Em um julgamento por incêndio em Los Angeles, os promotores apresentaram registros do ChatGPT do acusado como evidência, mostrando perguntas sobre fogo e sua raiva. O júri, no entanto, não considerou isso uma prova sólida e votou 10-2 a favor da defesa, resultando em um julgamento nulo. Este caso marca um precedente sobre o valor legal das conversas com inteligência artificial. ⚖️
O valor técnico dos registros de IA na sala de justiça 🔍
Os promotores argumentaram que os registros do ChatGPT refletiam intenções do acusado, mas o júri os viu como simples interações sem contexto verificável. Tecnicamente, um chatbot gera respostas baseadas em padrões de dados, não em fatos objetivos, e carece de cadeia de custódia legal. Sem provas físicas ou testemunhos diretos, esses registros não atendem aos padrões de evidência em casos graves, limitando seu peso judicial.
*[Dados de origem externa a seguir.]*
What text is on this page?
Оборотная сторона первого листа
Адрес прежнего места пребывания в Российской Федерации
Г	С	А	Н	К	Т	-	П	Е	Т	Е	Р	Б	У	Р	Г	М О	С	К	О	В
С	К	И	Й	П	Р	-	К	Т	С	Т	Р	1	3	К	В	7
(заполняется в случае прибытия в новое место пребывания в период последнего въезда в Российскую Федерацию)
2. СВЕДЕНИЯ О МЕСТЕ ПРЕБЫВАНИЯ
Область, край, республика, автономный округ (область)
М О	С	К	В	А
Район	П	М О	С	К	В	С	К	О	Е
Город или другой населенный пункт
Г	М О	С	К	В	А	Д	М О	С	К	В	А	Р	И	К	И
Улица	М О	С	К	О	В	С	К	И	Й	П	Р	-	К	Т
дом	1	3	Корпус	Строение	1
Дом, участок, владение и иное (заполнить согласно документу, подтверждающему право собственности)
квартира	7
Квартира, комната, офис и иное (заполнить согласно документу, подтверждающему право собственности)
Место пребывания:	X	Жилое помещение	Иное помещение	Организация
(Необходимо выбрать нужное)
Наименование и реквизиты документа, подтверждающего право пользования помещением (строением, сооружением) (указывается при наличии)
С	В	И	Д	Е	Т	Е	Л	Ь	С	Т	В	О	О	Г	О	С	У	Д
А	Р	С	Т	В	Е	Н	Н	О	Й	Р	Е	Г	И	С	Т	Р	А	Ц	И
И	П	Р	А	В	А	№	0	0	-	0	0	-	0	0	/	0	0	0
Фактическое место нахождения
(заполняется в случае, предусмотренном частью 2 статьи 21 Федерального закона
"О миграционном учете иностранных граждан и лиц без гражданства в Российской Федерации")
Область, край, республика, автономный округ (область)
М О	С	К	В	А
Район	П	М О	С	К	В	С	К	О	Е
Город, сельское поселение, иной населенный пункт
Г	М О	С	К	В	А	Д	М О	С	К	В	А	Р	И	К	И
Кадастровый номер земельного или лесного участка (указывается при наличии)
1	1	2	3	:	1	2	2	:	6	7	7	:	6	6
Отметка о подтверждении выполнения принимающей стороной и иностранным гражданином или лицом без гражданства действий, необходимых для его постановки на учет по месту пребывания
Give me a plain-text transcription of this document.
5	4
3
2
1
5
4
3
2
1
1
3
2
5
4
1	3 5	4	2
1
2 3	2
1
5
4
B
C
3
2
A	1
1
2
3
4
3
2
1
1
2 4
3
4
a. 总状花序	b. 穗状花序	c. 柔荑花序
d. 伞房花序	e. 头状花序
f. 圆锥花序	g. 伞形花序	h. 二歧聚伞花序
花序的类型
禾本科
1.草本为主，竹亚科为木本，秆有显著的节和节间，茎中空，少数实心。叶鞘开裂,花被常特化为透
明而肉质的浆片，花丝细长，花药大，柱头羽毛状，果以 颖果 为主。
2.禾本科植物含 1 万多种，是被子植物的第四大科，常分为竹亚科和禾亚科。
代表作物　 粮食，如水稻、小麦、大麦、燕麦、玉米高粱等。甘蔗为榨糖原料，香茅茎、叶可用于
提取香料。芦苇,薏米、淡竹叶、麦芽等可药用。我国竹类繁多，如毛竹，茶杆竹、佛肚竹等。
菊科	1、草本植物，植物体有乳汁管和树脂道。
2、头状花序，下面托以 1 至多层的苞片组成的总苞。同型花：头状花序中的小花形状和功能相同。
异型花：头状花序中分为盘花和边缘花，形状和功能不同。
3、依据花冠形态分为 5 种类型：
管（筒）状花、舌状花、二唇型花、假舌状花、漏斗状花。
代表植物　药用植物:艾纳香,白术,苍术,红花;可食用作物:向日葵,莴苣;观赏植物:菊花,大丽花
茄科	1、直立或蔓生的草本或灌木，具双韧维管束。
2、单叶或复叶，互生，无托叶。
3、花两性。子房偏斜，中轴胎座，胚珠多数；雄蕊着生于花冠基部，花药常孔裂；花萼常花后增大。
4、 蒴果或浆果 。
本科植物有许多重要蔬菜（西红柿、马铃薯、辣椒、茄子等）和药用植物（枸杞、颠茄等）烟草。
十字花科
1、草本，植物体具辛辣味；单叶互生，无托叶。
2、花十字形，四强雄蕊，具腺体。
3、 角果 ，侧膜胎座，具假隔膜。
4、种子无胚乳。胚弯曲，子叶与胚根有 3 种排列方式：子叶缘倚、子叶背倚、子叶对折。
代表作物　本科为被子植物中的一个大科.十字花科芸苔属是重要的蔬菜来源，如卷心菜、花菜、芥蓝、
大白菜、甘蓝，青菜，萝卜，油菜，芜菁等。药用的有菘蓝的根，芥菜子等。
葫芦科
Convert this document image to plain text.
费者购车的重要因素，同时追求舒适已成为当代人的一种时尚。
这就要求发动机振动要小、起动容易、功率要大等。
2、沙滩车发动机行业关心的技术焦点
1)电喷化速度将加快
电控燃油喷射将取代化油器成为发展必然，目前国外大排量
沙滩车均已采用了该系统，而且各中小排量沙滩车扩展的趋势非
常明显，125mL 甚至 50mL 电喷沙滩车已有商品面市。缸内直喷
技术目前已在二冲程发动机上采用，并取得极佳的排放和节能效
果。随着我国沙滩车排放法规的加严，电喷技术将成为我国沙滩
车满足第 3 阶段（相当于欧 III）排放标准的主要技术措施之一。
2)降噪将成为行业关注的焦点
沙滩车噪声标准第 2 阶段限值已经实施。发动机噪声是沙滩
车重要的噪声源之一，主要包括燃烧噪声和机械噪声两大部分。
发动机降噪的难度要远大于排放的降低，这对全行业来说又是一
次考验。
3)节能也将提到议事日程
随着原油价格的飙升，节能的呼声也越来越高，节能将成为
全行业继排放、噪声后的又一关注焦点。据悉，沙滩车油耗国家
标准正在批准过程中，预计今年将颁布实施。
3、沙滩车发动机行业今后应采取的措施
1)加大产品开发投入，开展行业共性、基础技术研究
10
ChatGPT, a testemunha que sempre esquece o que disse 🤖
Parece que o acusado pensou que confessar seus planos a uma máquina era seguro, mas nem mesmo um júri comprou o roteiro. No final, o chatbot se mostrou tão útil quanto uma testemunha que apaga a memória toda vez que você reinicia o sistema. A defesa deve estar celebrando: se a IA é sua coartada, melhor procurar um advogado de verdade.